Escrevo este texto a 26 de Maio, com as notícias do recomeço da actividade de algumas salas lisboetas para o início do mês seguinte. A última vez que estive numa sala de cinema foi a 7 de Março, na Cinemateca. O título para o texto fui buscar às palavras do historiador de cinema, ensaísta e realizador francês, Jean-Baptiste Thoret, cuja entrevista ao suplemento cultural do Público, a 17 de Abril último, foi a peça jornalística sobre cinema mais importante que li em anos. A frase citada está incompleta, Thoret afirma que “O desejo da sala é um desejo de cinema, e não o inverso.” A proposição só é verdadeira quando o destino é a sala de cinema. E tão mais verdadeira para mim quanto as dezenas de filmes que tenho visto em casa nestes cerca de dois meses, não apagaram a vontade de voltar a ver cinema em sala.

Farei mais duas citações da longa e intensamente reflectida troca de e-mails entre o crítico Vasco Câmara e Jean-Baptiste Thoret, passando de imediato à distinção fundamental entre qualidades da fruição das imagens em movimento que não podem ser tidas como idênticas. “Na realidade, a Netflix é o sintoma de uma época, a consequência lógica de uma evolução de espectadores que se desenrola há vários anos. As plataformas apenas actualizam um estado de coisas: o desaparecimento do cinema como espaço comum, o pouco interesse das novas gerações pelo cinema em favor de blockbusters insípidos e sobretudo o advento das séries televisivas como nova prática maioritária ao ponto de ocuparem na pop culture o lugar que há 30 anos era do cinema. E depois o tempo do consumidor não é o do espectador. A relação inverteu-se: o espectador concede o seu tempo ao de uma obra, dobra-se à sua temporalidade, ao seu ritmo, enquanto o consumidor impõe o seu tempo a tudo o que olha [negrito meu]. E é um tempo sempre mais segmentado, um olhar sempre mais superficial que desliza sobre as imagens como se fizesse surf. O consumidor não age por sede de cinema, mas por uma necessidade bulímica de imagens. A Netflix congratulou-se pelo facto de a maioria das pessoas que viram O Irlandês [The Irishman (2019), de Martin Scorsese, 3h 29min de duração] terem chegado a 70% do filme! É delirante.”

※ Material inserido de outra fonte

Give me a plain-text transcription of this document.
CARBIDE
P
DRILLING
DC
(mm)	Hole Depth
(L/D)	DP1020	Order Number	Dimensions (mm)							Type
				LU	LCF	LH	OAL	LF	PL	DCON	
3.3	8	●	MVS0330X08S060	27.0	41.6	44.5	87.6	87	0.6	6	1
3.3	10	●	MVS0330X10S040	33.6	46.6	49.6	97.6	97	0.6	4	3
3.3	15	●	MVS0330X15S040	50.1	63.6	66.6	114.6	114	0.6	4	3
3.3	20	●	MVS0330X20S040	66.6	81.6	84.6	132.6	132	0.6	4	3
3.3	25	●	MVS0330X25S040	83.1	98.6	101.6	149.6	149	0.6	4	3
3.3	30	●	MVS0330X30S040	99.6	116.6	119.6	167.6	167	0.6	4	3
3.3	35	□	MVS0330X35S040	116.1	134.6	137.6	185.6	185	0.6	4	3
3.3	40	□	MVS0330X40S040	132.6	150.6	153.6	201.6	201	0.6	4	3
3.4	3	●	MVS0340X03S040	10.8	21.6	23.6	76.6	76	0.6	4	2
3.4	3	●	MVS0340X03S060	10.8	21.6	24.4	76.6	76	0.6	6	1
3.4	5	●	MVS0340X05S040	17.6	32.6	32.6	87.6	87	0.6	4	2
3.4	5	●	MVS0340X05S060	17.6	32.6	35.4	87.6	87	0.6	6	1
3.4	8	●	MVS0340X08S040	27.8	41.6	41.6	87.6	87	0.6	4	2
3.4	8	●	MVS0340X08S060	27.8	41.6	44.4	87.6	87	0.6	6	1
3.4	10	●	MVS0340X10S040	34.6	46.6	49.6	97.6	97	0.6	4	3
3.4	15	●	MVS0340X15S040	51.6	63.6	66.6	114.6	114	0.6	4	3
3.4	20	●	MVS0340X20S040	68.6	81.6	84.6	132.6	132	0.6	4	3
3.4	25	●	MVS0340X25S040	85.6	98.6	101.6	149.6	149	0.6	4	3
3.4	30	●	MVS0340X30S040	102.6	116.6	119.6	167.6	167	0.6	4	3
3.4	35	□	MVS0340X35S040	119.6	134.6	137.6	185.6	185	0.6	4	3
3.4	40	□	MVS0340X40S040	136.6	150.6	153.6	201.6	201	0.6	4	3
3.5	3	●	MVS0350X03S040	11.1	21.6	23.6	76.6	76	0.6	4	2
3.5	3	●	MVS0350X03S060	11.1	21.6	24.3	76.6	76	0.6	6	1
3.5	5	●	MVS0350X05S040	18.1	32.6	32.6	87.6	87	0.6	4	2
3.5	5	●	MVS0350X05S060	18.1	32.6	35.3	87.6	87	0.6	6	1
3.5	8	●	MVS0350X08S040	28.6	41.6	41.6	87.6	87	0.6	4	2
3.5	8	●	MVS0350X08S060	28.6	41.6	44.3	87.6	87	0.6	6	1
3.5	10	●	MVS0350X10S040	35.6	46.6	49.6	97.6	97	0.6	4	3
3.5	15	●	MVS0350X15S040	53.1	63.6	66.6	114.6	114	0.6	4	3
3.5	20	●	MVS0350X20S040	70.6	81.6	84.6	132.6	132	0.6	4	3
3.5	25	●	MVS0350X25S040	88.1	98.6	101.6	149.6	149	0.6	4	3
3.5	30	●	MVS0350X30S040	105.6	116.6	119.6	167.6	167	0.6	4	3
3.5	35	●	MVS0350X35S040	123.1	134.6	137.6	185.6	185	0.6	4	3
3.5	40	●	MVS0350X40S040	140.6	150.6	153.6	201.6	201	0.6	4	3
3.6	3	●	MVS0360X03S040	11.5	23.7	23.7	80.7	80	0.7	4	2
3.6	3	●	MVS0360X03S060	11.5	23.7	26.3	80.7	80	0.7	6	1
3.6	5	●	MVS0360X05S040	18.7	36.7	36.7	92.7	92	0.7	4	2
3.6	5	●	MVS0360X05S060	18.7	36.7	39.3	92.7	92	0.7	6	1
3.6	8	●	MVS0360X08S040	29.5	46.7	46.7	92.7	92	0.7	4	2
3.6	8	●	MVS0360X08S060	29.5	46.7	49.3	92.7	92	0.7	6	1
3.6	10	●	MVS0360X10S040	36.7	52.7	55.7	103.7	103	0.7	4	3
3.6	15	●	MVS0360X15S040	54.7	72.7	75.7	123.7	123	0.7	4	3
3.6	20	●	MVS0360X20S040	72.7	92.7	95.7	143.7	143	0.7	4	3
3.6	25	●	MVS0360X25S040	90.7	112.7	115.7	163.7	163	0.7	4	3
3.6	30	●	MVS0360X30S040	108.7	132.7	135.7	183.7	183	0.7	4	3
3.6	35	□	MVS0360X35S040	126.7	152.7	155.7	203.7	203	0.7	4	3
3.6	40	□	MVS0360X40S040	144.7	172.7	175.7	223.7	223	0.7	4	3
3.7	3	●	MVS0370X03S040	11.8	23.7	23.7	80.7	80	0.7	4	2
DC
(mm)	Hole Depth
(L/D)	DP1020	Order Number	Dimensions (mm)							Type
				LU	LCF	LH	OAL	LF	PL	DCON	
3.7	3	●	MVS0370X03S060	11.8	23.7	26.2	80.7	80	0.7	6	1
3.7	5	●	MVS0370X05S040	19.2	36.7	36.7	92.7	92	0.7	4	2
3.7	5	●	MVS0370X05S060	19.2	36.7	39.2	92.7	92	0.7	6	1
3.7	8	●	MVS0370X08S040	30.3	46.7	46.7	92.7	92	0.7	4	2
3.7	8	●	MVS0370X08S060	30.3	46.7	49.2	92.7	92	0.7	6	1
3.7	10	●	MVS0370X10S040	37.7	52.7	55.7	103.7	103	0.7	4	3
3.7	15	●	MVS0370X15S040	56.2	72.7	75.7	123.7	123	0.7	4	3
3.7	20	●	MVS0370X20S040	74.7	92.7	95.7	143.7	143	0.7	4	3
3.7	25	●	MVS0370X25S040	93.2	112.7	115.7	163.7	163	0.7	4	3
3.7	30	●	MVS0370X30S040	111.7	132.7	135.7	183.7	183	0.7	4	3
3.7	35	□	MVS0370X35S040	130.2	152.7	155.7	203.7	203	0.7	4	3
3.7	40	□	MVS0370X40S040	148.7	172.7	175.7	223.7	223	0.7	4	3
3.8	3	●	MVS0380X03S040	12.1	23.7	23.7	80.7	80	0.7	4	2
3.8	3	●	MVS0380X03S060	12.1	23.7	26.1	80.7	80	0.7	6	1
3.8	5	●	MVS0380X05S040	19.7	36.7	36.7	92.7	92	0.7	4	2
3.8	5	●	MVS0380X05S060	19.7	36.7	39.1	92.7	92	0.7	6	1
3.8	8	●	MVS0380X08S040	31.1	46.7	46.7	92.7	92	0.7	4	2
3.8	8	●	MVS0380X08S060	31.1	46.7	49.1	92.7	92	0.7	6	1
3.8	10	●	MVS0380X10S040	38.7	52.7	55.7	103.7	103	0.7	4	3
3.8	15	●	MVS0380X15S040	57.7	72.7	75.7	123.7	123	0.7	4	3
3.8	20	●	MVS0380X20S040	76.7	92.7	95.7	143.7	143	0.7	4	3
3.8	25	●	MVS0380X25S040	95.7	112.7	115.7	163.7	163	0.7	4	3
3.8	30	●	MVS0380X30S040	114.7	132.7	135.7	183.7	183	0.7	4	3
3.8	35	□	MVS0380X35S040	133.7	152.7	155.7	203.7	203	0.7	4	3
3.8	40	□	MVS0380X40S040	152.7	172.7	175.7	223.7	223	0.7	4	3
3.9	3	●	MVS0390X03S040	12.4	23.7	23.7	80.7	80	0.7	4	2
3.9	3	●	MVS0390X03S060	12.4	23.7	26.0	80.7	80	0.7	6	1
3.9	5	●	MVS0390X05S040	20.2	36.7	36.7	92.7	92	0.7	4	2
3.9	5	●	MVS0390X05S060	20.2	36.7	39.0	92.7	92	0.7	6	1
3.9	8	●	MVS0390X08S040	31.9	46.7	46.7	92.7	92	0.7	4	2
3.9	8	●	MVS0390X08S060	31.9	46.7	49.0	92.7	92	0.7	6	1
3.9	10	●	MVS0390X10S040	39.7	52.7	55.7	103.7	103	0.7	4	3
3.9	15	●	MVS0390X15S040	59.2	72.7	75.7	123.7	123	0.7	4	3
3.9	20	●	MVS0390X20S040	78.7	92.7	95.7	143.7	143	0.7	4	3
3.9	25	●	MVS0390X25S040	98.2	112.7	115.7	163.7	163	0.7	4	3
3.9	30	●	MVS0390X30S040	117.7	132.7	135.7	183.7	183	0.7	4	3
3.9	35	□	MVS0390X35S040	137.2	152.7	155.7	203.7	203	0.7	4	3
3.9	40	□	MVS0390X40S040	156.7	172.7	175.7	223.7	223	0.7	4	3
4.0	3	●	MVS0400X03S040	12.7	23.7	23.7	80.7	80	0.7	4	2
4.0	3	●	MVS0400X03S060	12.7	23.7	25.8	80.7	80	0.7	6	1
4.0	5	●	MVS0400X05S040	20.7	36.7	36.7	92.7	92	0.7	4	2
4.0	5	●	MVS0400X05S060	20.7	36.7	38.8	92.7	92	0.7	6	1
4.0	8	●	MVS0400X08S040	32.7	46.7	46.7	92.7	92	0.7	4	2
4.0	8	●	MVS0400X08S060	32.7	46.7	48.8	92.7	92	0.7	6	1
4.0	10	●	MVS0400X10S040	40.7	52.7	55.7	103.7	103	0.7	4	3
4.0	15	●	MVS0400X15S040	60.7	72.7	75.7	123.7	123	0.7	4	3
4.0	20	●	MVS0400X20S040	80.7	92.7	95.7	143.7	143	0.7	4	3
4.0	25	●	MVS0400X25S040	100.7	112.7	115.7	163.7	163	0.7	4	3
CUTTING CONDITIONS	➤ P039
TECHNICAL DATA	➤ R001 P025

Fui um dos felizes contemplados com a possibilidade de assistir a The Irishman no grande ecrã. Tratou-se de um visionamento para a imprensa. A ocasião não voltou a proporcionar-se para outros títulos cuja produção tenha sido viabilizada pela mesma plataforma de streaming. Mas o último filme que vi em sala foi Liberté (2019) de Albert Serra, e o que me pergunto é qual seria em média a percentagem atingida das 2h 12min que dura o filme, resultante da consulta às pessoas que fossem vê-lo por meio de um serviço de VOD. Este título de Serra traduz literalmente a experiência de ver um filme como o apelo do desejo de ver cinema, que só acontece realmente e fantasmagoricamente também, numa sala de cinema. Não éramos mais de duas centenas os que ali estávamos, perdidos a farejar por entre as sombras daquele bosque de eucaliptos, onde tinha lugar um ritual de delícias e de sevícias. Foi um repasto de cinema propriamente dito, quer para os apenas curiosos, quer para os mais cinéfilos. Um filme que nos faz acreditar no futuro da sétima arte, a que aludem as últimas palavras de Thoret que usarei para fechar o texto. “Não devemos temer, nós, os cinéfilos amorosos do cinema, a Netflix. As plataformas tentaram seduzir-nos, produzindo Scorsese ou os Safdie, mas não se dirigem a nós. O que é preciso é estar alerta, não ceder em relação à concepção alta que temos de cinema e fazer com que este volte a conquistar o seu território.”
O que é preciso é alimentar o desejo de cinema regressando às salas logo que possível, e enfrentando na medida do possível a estranheza das regulamentações impostas.